Tuesday 12 November 2019

Using a mobile map, image by Andrew Haig

Using a mobile map, image by Andrew Haig

In summary

  • Designer Andrew Haig investigates the impact of images in mapping apps
  • Photographs of landmarks create building blocks of spatial information
  • Images assist people travelling to and from unknown destinations

The use of images of landmarks in mobile map applications could make finding your way to and from destinations easier. Andrew Haig, Lecturer in Communication Design at Swinburne, is investigating the impact of landmark images in mobile mapping apps.

His research shows how photographs of landmarks create ‘building blocks’ of spatial information. Seeing landmarks on a map can guide and assist people travelling to and from unknown destinations.

“My research investigated how mobile maps can be improved by including photographs of landmarks in the map interface. Research shows that users of mobile maps, compared to users of paper maps, develop less spatial knowledge of an area for two main reasons,” says Mr Haig.

“Firstly, mobile map route instructions are automated, so a user doesn’t have to plan their route and perform map-related tasks, such as rotating the map to match the environment, or locate themselves on the map. These cognitive tasks help people to understand the environment around them. Secondly, only a small part of a large map is visible on-screen, so a user doesn’t fully understand the context of what they are seeing. This is known as the ‘keyhole problem’,” he says.

images and map data, copyright OpenStreetMap contributors

Images and map data, copyright OpenStreetMap contributors

“Theoretical frameworks of spatial knowledge acquisition reveal that landmarks can teach us about spaces. As we travel we look for noticeable, conspicuous things in the environment to guide us and aid our memory of a region. After repeat journeys in a region, we develop survey knowledge - having learnt about landmarks, the routes and paths around them to gain more knowledge of a region. Although some can learn this knowledge much faster than others,” Mr Haig explains.

“I added landmarks to the interface of a mobile maps system, to test if they aided the acquisition of survey knowledge in users.
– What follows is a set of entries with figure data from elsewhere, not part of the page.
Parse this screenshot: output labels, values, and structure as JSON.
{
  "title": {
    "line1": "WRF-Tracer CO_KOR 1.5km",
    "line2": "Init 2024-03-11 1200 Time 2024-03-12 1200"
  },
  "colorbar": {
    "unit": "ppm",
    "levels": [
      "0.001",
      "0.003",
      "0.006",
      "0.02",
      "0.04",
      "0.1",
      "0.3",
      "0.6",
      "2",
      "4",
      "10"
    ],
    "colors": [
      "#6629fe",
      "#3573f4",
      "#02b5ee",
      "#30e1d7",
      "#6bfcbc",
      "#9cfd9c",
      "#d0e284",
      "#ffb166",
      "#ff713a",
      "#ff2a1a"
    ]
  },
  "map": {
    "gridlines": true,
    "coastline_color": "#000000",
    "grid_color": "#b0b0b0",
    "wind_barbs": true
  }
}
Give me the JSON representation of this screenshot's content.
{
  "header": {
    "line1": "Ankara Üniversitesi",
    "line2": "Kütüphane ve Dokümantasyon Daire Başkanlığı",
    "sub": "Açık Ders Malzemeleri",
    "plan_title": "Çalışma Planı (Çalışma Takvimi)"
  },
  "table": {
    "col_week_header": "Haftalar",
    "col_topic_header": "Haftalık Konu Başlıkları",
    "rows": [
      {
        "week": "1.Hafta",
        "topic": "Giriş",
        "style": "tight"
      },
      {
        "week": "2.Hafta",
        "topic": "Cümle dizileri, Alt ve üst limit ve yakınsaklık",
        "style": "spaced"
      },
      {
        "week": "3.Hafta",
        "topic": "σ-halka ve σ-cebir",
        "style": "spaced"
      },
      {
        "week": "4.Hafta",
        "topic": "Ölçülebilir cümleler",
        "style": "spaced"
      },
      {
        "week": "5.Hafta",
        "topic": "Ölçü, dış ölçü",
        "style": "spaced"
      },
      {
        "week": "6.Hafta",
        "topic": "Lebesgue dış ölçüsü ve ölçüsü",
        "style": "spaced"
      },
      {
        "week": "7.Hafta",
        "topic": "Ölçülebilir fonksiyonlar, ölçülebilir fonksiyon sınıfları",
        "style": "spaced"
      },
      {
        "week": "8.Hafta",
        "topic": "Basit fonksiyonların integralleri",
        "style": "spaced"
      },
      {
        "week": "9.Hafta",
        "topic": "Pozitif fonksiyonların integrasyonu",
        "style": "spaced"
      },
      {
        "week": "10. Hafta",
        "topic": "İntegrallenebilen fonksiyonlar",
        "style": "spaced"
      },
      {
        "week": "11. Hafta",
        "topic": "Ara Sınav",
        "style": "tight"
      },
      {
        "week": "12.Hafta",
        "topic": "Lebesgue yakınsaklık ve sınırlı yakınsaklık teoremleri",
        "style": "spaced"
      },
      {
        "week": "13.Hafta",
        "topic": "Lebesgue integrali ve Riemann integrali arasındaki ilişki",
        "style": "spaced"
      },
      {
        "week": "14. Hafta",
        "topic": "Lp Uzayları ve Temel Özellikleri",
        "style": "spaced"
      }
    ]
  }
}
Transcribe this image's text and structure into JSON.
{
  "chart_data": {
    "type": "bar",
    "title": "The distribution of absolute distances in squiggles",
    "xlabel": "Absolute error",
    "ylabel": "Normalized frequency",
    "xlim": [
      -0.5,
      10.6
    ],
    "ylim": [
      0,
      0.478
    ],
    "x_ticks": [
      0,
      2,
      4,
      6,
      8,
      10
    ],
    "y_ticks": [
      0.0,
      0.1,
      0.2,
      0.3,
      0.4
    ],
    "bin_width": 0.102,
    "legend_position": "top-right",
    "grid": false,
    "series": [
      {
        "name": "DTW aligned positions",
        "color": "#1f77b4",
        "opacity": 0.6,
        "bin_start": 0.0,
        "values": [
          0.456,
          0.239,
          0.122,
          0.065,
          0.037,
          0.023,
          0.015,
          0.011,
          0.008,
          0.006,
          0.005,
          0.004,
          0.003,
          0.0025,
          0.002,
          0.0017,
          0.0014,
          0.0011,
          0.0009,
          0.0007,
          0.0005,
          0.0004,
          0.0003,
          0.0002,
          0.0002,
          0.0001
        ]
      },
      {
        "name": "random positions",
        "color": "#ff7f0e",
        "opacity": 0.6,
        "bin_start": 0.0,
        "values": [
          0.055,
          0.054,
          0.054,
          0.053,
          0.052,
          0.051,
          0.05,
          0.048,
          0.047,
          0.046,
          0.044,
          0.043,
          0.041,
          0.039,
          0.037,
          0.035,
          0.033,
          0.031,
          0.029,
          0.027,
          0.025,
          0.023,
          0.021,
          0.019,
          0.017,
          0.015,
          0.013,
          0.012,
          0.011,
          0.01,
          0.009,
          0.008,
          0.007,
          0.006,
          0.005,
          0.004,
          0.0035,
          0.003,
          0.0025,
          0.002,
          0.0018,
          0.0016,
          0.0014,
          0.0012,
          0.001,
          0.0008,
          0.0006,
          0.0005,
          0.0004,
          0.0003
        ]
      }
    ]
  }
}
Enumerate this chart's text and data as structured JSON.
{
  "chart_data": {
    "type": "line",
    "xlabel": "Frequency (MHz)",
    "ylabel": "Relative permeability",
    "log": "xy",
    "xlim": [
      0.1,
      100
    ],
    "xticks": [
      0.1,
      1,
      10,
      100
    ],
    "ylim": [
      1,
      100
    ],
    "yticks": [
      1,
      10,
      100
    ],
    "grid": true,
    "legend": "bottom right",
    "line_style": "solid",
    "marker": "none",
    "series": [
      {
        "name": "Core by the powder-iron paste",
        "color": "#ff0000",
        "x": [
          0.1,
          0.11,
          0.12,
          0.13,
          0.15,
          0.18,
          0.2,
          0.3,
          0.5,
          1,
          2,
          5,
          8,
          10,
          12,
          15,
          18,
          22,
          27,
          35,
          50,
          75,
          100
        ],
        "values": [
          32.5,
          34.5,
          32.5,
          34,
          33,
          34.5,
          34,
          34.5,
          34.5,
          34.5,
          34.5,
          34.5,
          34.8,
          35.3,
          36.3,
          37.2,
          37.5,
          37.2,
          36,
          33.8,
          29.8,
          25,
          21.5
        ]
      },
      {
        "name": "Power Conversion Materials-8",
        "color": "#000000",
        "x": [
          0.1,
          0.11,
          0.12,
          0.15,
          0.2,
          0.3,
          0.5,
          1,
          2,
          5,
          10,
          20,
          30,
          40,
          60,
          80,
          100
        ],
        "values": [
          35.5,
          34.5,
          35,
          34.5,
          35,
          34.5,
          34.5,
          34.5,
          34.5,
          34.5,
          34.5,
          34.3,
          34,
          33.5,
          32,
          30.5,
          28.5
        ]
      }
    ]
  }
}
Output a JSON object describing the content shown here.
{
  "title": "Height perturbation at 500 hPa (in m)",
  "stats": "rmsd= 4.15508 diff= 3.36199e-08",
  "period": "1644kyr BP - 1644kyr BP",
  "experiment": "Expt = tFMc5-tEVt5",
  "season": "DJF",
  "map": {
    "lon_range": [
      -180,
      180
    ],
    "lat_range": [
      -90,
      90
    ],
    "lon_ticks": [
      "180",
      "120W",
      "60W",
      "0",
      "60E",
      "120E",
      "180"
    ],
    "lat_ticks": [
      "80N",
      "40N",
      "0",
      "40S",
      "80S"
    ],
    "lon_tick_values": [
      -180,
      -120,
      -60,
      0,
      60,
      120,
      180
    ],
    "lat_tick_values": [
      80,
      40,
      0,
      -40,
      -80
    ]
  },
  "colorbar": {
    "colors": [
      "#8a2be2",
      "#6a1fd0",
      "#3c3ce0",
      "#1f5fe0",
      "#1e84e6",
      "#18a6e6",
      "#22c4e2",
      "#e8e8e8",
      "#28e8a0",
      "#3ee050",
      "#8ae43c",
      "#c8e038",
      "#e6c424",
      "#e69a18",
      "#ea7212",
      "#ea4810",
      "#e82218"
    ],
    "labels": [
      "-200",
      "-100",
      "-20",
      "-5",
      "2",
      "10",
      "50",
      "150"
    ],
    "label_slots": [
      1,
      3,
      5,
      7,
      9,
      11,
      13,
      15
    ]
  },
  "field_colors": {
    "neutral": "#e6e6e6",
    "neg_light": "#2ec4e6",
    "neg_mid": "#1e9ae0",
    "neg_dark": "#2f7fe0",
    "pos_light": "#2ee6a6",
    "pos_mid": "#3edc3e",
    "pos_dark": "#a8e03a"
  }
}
My research revealed that acquired knowledge of an area could be of great assistance – if a mobile device battery or data connection fails on a return visit, or if the GPS signal in an area is weak,” he adds.

A depiction of the concept: how landmarks found along a route can be used on-screen within mobile maps

A depiction of the concept: how landmarks found along a route can be used on-screen within mobile maps

Mr Haig devised studies to compare wayfinding with conventional mobile maps using landmarks in various ways. The studies show landmarks are used for following a route and remembering surroundings, so much so that some users are able to take shortcuts back to parts of the route, by remembering the landmarks along it.

“Shortcuts demonstrate that some survey knowledge has been acquired. Users of landmarks in the studies acquired more survey knowledge due to their learning of them,” says Mr Haig.

He plans to expand his research at Swinburne to investigate how landmarks in a mobile map interface can guide non-native speakers and people with learning or language comprehension difficulties.